Aus diesem Grund wird durch die Spendung des Beichtsakraments, in dem die Pönitenten mit Gott und der Kirche versöhnt werden, die Kirche selbst aufgebaut, bereichert durch die neu gewonnene Heiligkeit ihrer bußfertigen Kinder, denen vergeben worden ist. Im Beichtstuhl, liebe Brüder, wirken wir am fortwährenden Aufbau der einen, heiligen, katholischen und apostolischen Kirche mit, und indem wir dies tun, schenken wir auch der Gesellschaft und der Welt neue Energien.
Schließlich ist die Einheit mit Gott und mit der Kirche auch die Voraussetzung für die innere Einheit der Personen, die so notwendig ist in der heutigen Zeit der Zersplitterung, in der wir leben. Vor allem bei den jungen Generationen ist ein aufrichtiger Wunsch nach innerer Einheit zu finden. Die nicht gehaltenen Versprechen eines zügellosen Konsums und die frustrierende Erfahrung einer von der Wahrheit losgelösten Freiheit können sich – durch göttliche Barmherzigkeit – in Chancen zur Evangelisierung verwandeln: Da sie das Gefühl der Unvollständigkeit zutage treten lassen, können sie jene existenziellen Fragen wecken, die nur Christus ganz beantwortet. Gott ist Mensch geworden, um uns retten, und dies tut er auch, indem er unser religiöses Empfinden erzieht, unsere nicht zu unterdrückende Sehnsucht nach Wahrheit und Liebe, damit wir das Geheimnis annehmen können, in dem wir leben, in dem wir uns bewegen und in dem wir sind (vgl. Apg 17,28).

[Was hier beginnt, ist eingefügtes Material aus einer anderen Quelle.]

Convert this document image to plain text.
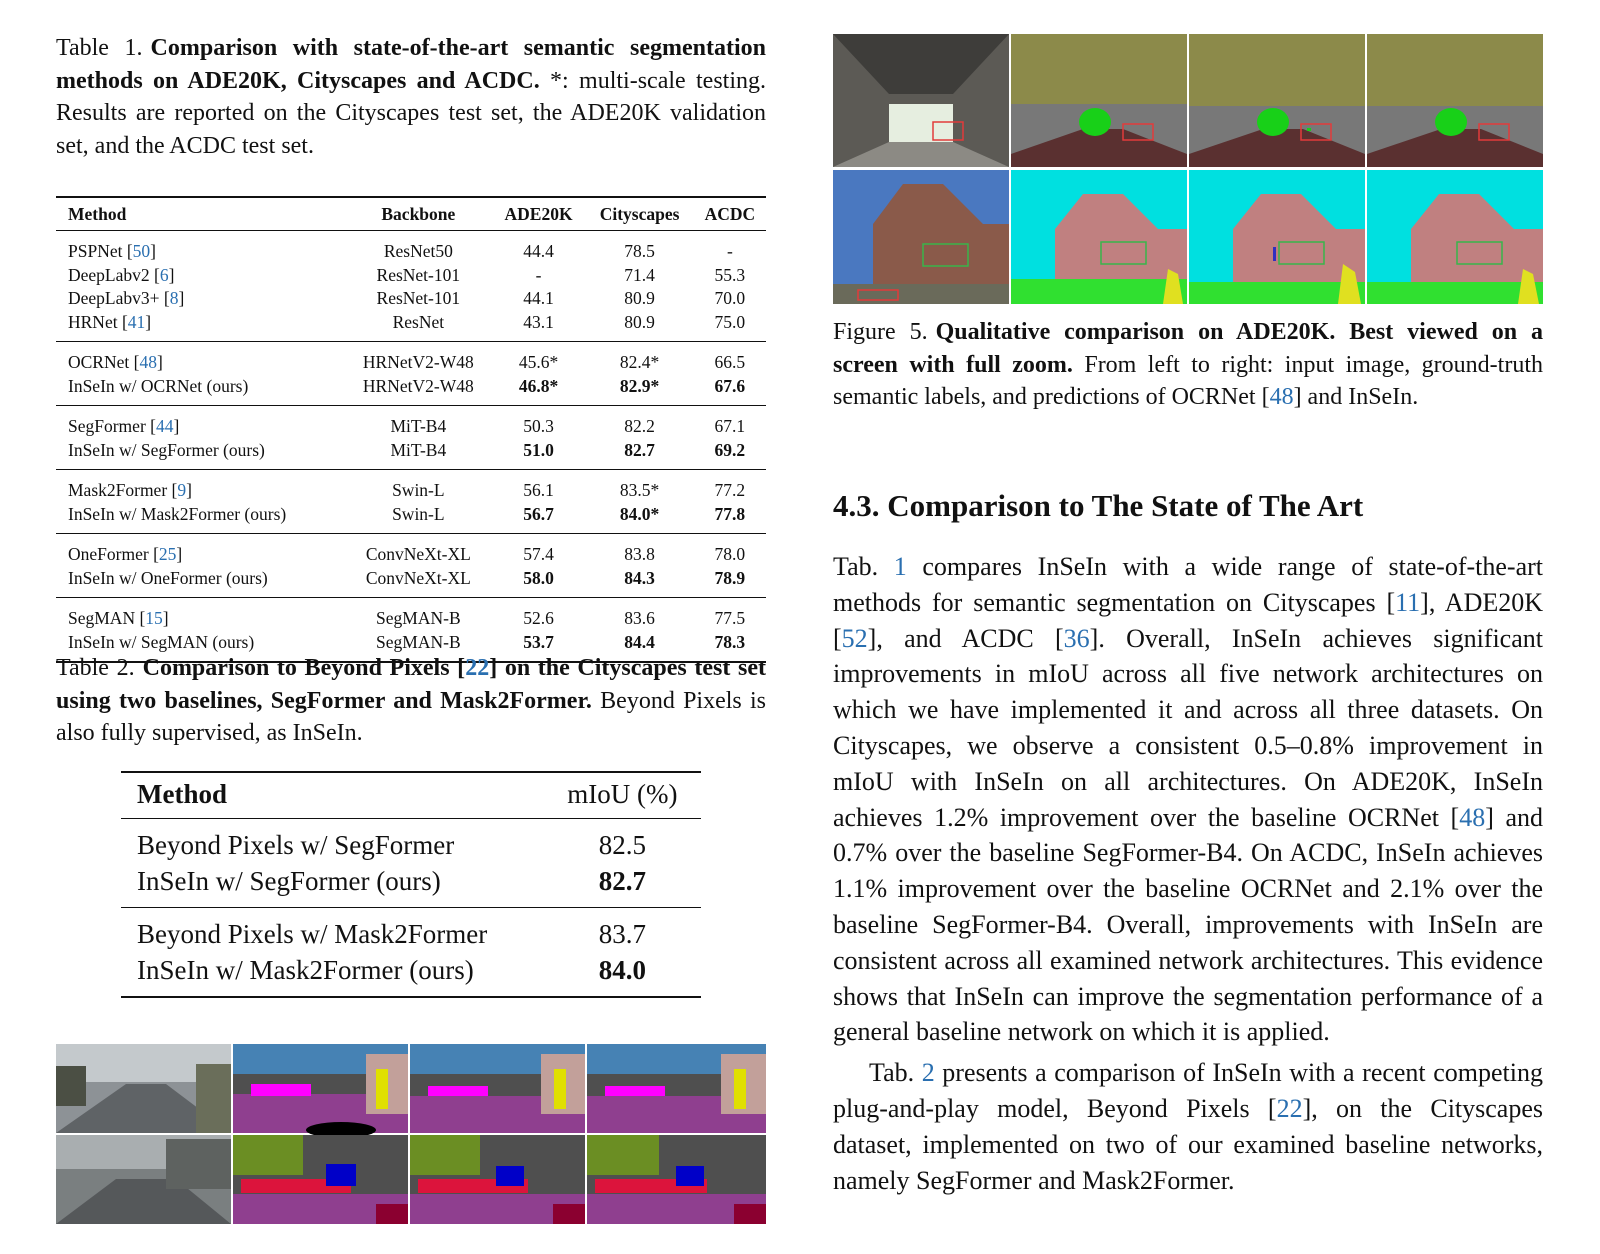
Table 1. Comparison with state-of-the-art semantic segmentation methods on ADE20K, Cityscapes and ACDC. *: multi-scale testing. Results are reported on the Cityscapes test set, the ADE20K validation set, and the ACDC test set.

Method	Backbone	ADE20K	Cityscapes	ACDC
PSPNet [50]	ResNet50	44.4	78.5	-
DeepLabv2 [6]	ResNet-101	-	71.4	55.3
DeepLabv3+ [8]	ResNet-101	44.1	80.9	70.0
HRNet [41]	ResNet	43.1	80.9	75.0
OCRNet [48]	HRNetV2-W48	45.6*	82.4*	66.5
InSeIn w/ OCRNet (ours)	HRNetV2-W48	46.8*	82.9*	67.6
SegFormer [44]	MiT-B4	50.3	82.2	67.1
InSeIn w/ SegFormer (ours)	MiT-B4	51.0	82.7	69.2
Mask2Former [9]	Swin-L	56.1	83.5*	77.2
InSeIn w/ Mask2Former (ours)	Swin-L	56.7	84.0*	77.8
OneFormer [25]	ConvNeXt-XL	57.4	83.8	78.0
InSeIn w/ OneFormer (ours)	ConvNeXt-XL	58.0	84.3	78.9
SegMAN [15]	SegMAN-B	52.6	83.6	77.5
InSeIn w/ SegMAN (ours)	SegMAN-B	53.7	84.4	78.3

Table 2. Comparison to Beyond Pixels [22] on the Cityscapes test set using two baselines, SegFormer and Mask2Former. Beyond Pixels is also fully supervised, as InSeIn.

Method	mIoU (%)
Beyond Pixels w/ SegFormer	82.5
InSeIn w/ SegFormer (ours)	82.7
Beyond Pixels w/ Mask2Former	83.7
InSeIn w/ Mask2Former (ours)	84.0

Figure 5. Qualitative comparison on ADE20K. Best viewed on a screen with full zoom. From left to right: input image, ground-truth semantic labels, and predictions of OCRNet [48] and InSeIn.

4.3. Comparison to The State of The Art

Tab. 1 compares InSeIn with a wide range of state-of-the-art methods for semantic segmentation on Cityscapes [11], ADE20K [52], and ACDC [36]. Overall, InSeIn achieves significant improvements in mIoU across all five network architectures on which we have implemented it and across all three datasets. On Cityscapes, we observe a consistent 0.5–0.8% improvement in mIoU with InSeIn on all architectures. On ADE20K, InSeIn achieves 1.2% improvement over the baseline OCRNet [48] and 0.7% over the baseline SegFormer-B4. On ACDC, InSeIn achieves 1.1% improvement over the baseline OCRNet and 2.1% over the baseline SegFormer-B4. Overall, improvements with InSeIn are consistent across all examined network architectures. This evidence shows that InSeIn can improve the segmentation performance of a general baseline network on which it is applied.

Tab. 2 presents a comparison of InSeIn with a recent competing plug-and-play model, Beyond Pixels [22], on the Cityscapes dataset, implemented on two of our examined baseline networks, namely SegFormer and Mask2Former.
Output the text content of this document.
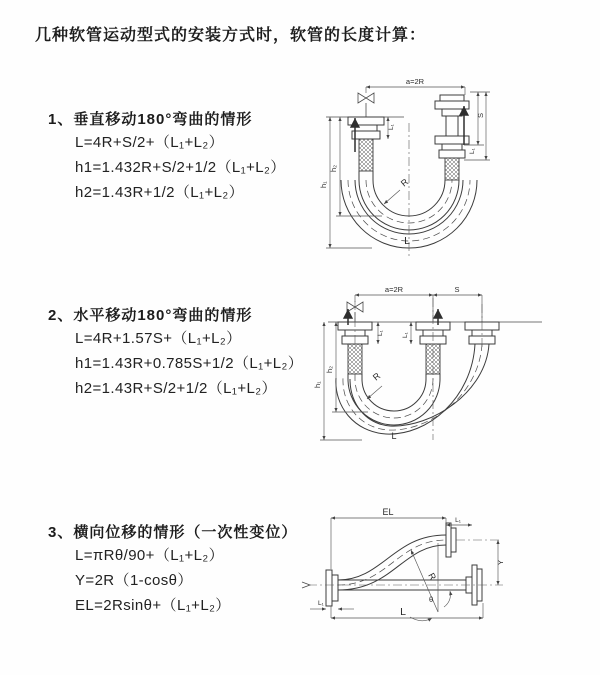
几种软管运动型式的安装方式时，软管的长度计算：
1、垂直移动180°弯曲的情形
L=4R+S/2+（L₁+L₂）
h1=1.432R+S/2+1/2（L₁+L₂）
h2=1.43R+1/2（L₁+L₂）
2、水平移动180°弯曲的情形
L=4R+1.57S+（L₁+L₂）
h1=1.43R+0.785S+1/2（L₁+L₂）
h2=1.43R+S/2+1/2（L₁+L₂）
3、横向位移的情形（一次性变位）
L=πRθ/90+（L₁+L₂）
Y=2R（1-cosθ）
EL=2Rsinθ+（L₁+L₂）
a=2R
R
h₁
h₂
L₁
S
L₁
L
a=2R	S
R
h₁
h₂
L₁	L₁
L
EL
L₁
Y
R
θ
L₁
L
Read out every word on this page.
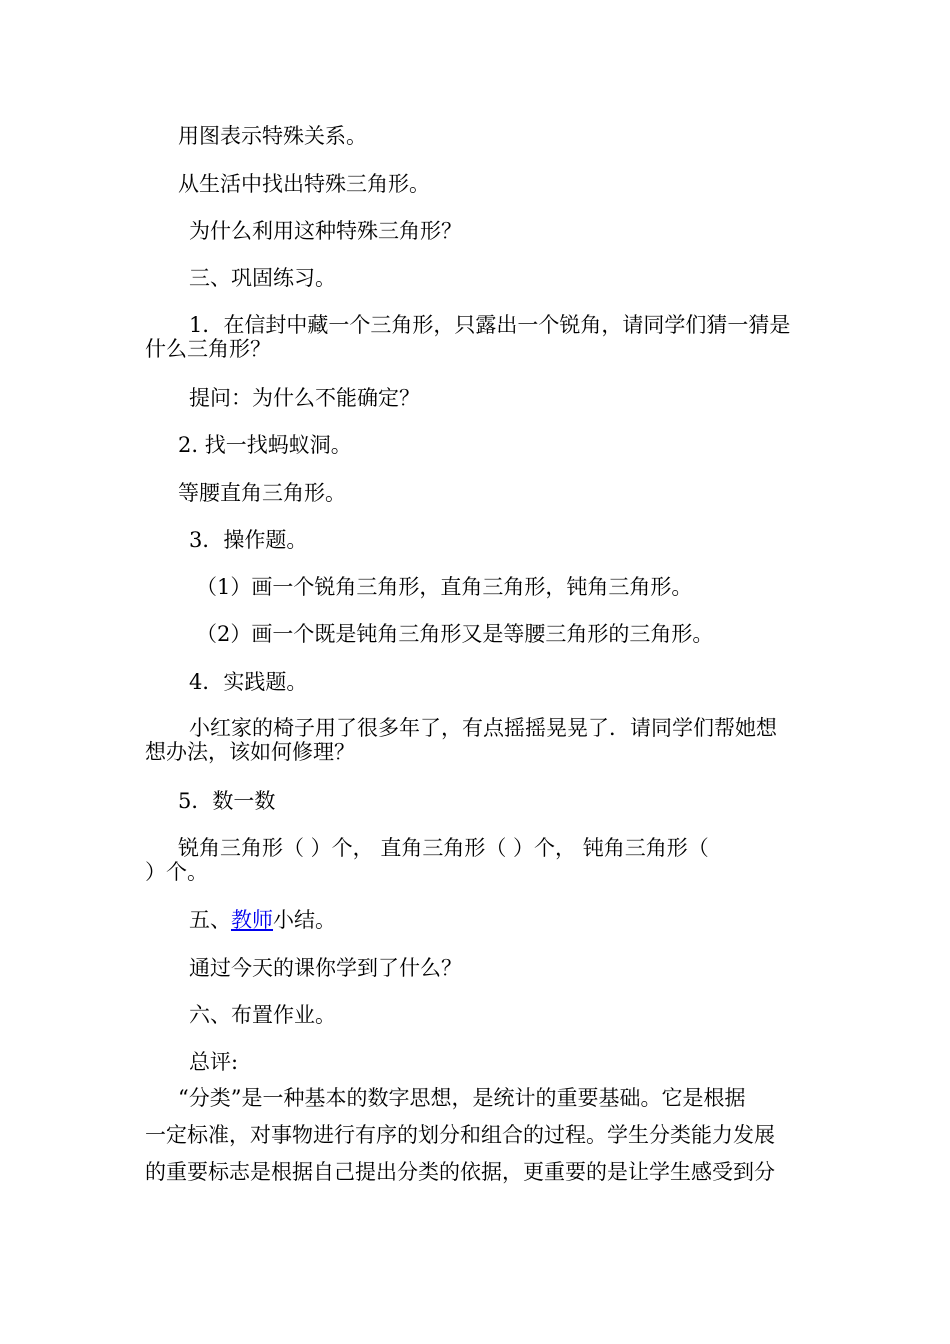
用图表示特殊关系。
从生活中找出特殊三角形。
为什么利用这种特殊三角形？
三、巩固练习。
1．在信封中藏一个三角形，只露出一个锐角，请同学们猜一猜是
什么三角形？
提问：为什么不能确定？
2. 找一找蚂蚁洞。
等腰直角三角形。
3．操作题。
（1）画一个锐角三角形，直角三角形，钝角三角形。
（2）画一个既是钝角三角形又是等腰三角形的三角形。
4．实践题。
小红家的椅子用了很多年了，有点摇摇晃晃了．请同学们帮她想
想办法，该如何修理？
5．数一数
锐角三角形（ ）个， 直角三角形（ ）个， 钝角三角形（
）个。
五、教师小结。
通过今天的课你学到了什么？
六、布置作业。
总评:
“分类”是一种基本的数字思想，是统计的重要基础。它是根据
一定标准，对事物进行有序的划分和组合的过程。学生分类能力发展
的重要标志是根据自己提出分类的依据，更重要的是让学生感受到分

Diese Dynamik der Einheit mit Gott, mit der Kirche und mit uns selbst ist eine Voraussetzung für den Frieden unter Menschen und Völkern: Nur ein versöhnter Mensch ist in der Lage, auf entwaffnete und entwaffnende Weise zu leben! Wer die Waffen des Stolzes ablegt und sich beständig von Gottes Vergebung erneuern lässt, wird im alltäglichen Leben zu einem Stifter von Versöhnung. In ihm oder in ihr werden die dem heiligen Franz von Assisi zugeschriebenen Worte Wirklichkeit: »Herr, mach mich zu einem Werkzeug deines Friedens.«
Meine Lieben, auch ihr selbst sollt es nicht unterlassen, mit treuer Beharrlichkeit das Sakrament der Versöhnung zu empfangen, um stets die ersten Empfänger der göttlichen Barmherzigkeit zu sein, deren Diener ihr geworden seid oder sein werdet. Maria, die Mutter der Barmherzigkeit, möge euch stets auf eurem Weg begleiten und eure Schritte erhellen. Euch allen erteile ich – auch für euren täglichen Einsatz – von Herzen den Apostolischen Segen. Danke.